Réunion du 7 décembre 2011 à 15h00
Débat sur la situation de l'industrie ferroviaire

Photo issue du site de l'Assemblée nationale ou de WikipediaJean Grellier :

Monsieur le président, monsieur le ministre, mes chers collègues, je veux tout d'abord, comme les orateurs qui m'ont précédé, saluer au nom de mon groupe, l'initiative de nos collègues du groupe GDR qui ont demandé l'organisation de ce débat. Il fait suite à la commission d'enquête sur l'avenir de l'industrie ferroviaire qui a travaillé tout au long du premier semestre de cette année 2011.

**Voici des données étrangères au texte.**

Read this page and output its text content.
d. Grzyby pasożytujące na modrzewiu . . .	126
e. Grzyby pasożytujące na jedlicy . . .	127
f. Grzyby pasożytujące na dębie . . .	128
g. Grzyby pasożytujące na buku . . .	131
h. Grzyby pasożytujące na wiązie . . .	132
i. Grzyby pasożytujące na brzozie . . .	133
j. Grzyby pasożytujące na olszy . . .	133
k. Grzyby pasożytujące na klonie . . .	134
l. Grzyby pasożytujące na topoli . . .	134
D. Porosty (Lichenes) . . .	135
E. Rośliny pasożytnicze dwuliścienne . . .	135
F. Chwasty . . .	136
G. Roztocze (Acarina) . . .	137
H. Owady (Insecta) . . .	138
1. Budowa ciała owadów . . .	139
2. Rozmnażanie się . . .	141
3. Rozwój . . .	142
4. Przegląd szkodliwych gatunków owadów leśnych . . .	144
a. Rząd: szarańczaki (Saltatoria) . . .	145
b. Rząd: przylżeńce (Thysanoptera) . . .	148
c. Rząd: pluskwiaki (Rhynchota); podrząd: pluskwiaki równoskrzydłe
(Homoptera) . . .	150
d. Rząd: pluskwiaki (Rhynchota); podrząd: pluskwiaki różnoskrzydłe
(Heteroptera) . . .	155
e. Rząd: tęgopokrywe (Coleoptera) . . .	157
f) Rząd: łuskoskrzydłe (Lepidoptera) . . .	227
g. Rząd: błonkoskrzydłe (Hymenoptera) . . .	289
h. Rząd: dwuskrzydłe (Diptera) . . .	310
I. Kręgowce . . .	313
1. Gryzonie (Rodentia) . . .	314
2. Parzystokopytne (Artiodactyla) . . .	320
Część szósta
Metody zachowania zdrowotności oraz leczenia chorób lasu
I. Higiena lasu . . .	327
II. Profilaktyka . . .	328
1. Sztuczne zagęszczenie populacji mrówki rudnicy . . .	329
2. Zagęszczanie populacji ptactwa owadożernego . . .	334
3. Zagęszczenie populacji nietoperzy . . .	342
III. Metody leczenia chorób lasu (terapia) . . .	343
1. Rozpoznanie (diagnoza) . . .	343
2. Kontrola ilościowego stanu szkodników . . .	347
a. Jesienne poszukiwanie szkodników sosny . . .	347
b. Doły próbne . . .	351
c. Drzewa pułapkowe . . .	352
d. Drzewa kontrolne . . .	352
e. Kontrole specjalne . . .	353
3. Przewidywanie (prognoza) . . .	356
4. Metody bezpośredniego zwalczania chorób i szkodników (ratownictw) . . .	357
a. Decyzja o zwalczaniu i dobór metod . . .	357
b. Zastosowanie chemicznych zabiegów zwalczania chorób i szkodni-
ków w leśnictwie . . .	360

Chacun avait pu saluer la qualité des travaux de cette commission d'enquête présidée par notre collègue Alain Bocquet et dont le rapporteur était Yanick Paternotte, travaux menés avec l'aide des administrateurs de l'Assemblée nationale, qui ont contribué à assurer leur cohérence en même temps qu'ils ont veillé à un certain pragmatisme par rapport aux objectifs poursuivis.

C'est ce pragmatisme, je pense, qui avait permis, à l'issue des nombreuses auditions mais aussi des visites ciblées sur le terrain, de retenir vingt-cinq propositions d'action avec des degrés d'urgence différents en fonction des situations que nous avions rencontrées tout au long des travaux de notre commission.

Le débat d'aujourd'hui nous permet, si je puis dire, d'exercer un « droit de suite ». Il s'agit de vérifier si nos propositions et recommandations ont été entendues et si vous pouvez, monsieur le ministre, nous indiquer de quelle manière le gouvernement a pris en compte les sept actions et recommandations que nous souhaitions voir mises en oeuvre dans les six mois, c'est-à-dire à la fin de cette année 2011, compte tenu de l'urgence, à nos yeux, d'un soutien à l'industrie ferroviaire et afin, surtout, de préparer son avenir.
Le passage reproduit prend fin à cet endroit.